About 6 months ago I started working on a small project. It was a side project. I had this problem that had been bothering me for a while, I talked to friends and colleagues about it. I didn’t have much time to work on it though. I was in the final stretch of my degree and my capstone.

Nonetheless, I got to work. Every bit of free time I had — in the mornings before class, on weekends and late nights — I dedicated myself to building my mini little side project.

About a month later I had a working app. When I say working, I mean it didn’t crash, and it was so far from what I had in mind it was embarrassing. Screw it though, I published it. Nothing happened. I continued working on it in my free time and started building the features that I wanted. To help myself. This tool was truly something that I wanted and in fact had convinced myself I needed.

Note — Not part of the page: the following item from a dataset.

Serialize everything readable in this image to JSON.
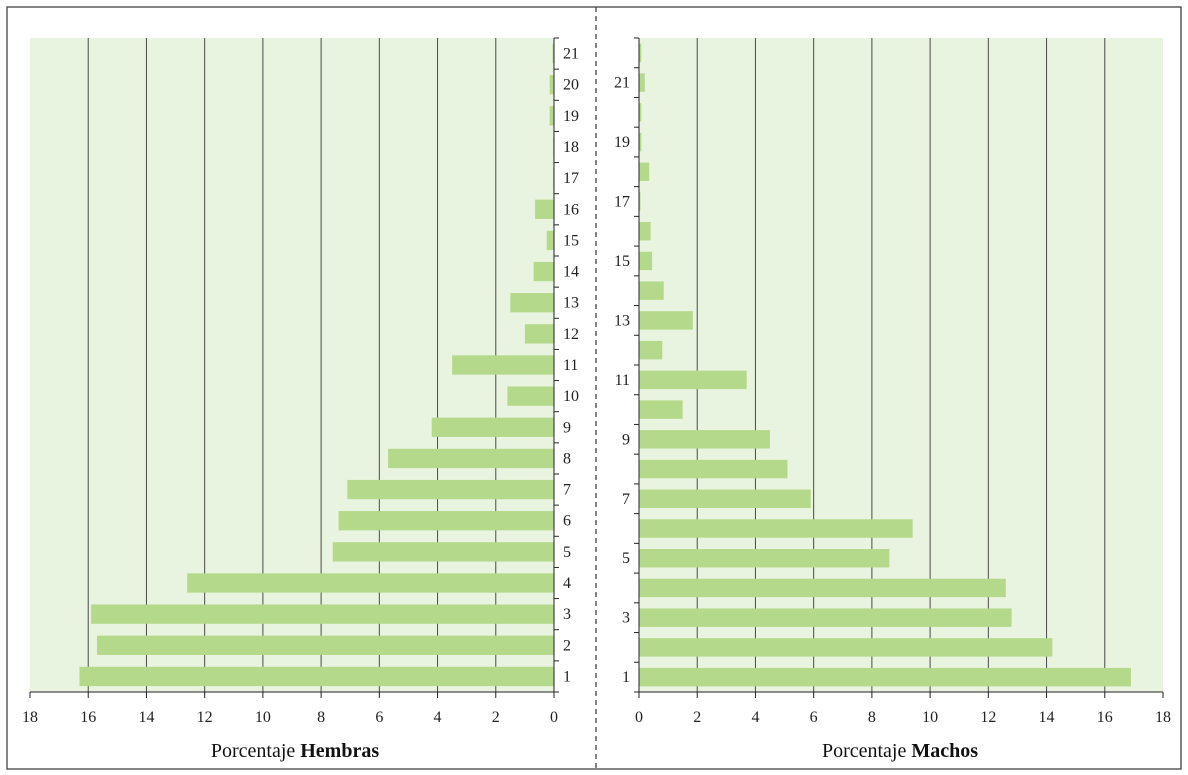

Apparently, others were interested too. From a simple gif that I posted online, a few people left their email, and wanted to try it out. Initial feedback from these users, my friends, and my roommate was almost null. They thought it was pretty, and some even said it saved them a couple times, but no real praise was given. More concerningly, no criticisms. I think my roommate was just being nice, and the other users simply stopped using the app.

What did I do? I did what I knew I could. I reached out, I asked for feedback, suggestions, and comments. I continued working in the background, constantly iterating. Low and behold, after some time, I got some feedback. Some good, some bad. I thanked everyone who responded and told them to keep sending any feedback. I fixed things, I changed things, I iterated.

As more and more people tried out the app, I kept on reaching out manually and continued the cycle.

Now 4 months in, I had gone full time on this “Side project”. I committed myself to seeing through my vision. I did however, take note daily of the looming stress of not having any real income, and dedicating 95% of my time to something that I simply just wanted to work on, not that had any promise or guarantee of success. I was, you could say, building a small startup.

Things intensified, I decided I needed to make this thing real. I needed to focus on the early adopters who were willing to pay for an unproven tool — the ones who provided real feedback, were invested in the tool, and actually wanted it to succeed.

Unfortunately, the situation just got tougher — users had lots of praise but also equal amounts of confusion. I continued pushing forward, continued iterating, stretching my days to as long as possible; essentially working for as long and hard as I could, fueled only by small plaudits from users. I was making a sacrifice familiar to so many founders, managers, hackers, nomads, and the like. Your friends, family, and other life aspects suffer while you work. While you commit yourself so wholeheartedly to a dream. It sounds aspirational, but it is in fact a very daunting, unrelenting, daily struggle.

Finally, someone very close to me snapped. They said, “I’m tired of seeing you do this, working away at nothing”. This wasn’t new. Doubt and disapproving judgements were constant. I reassured and tried to communicate my vision. No luck.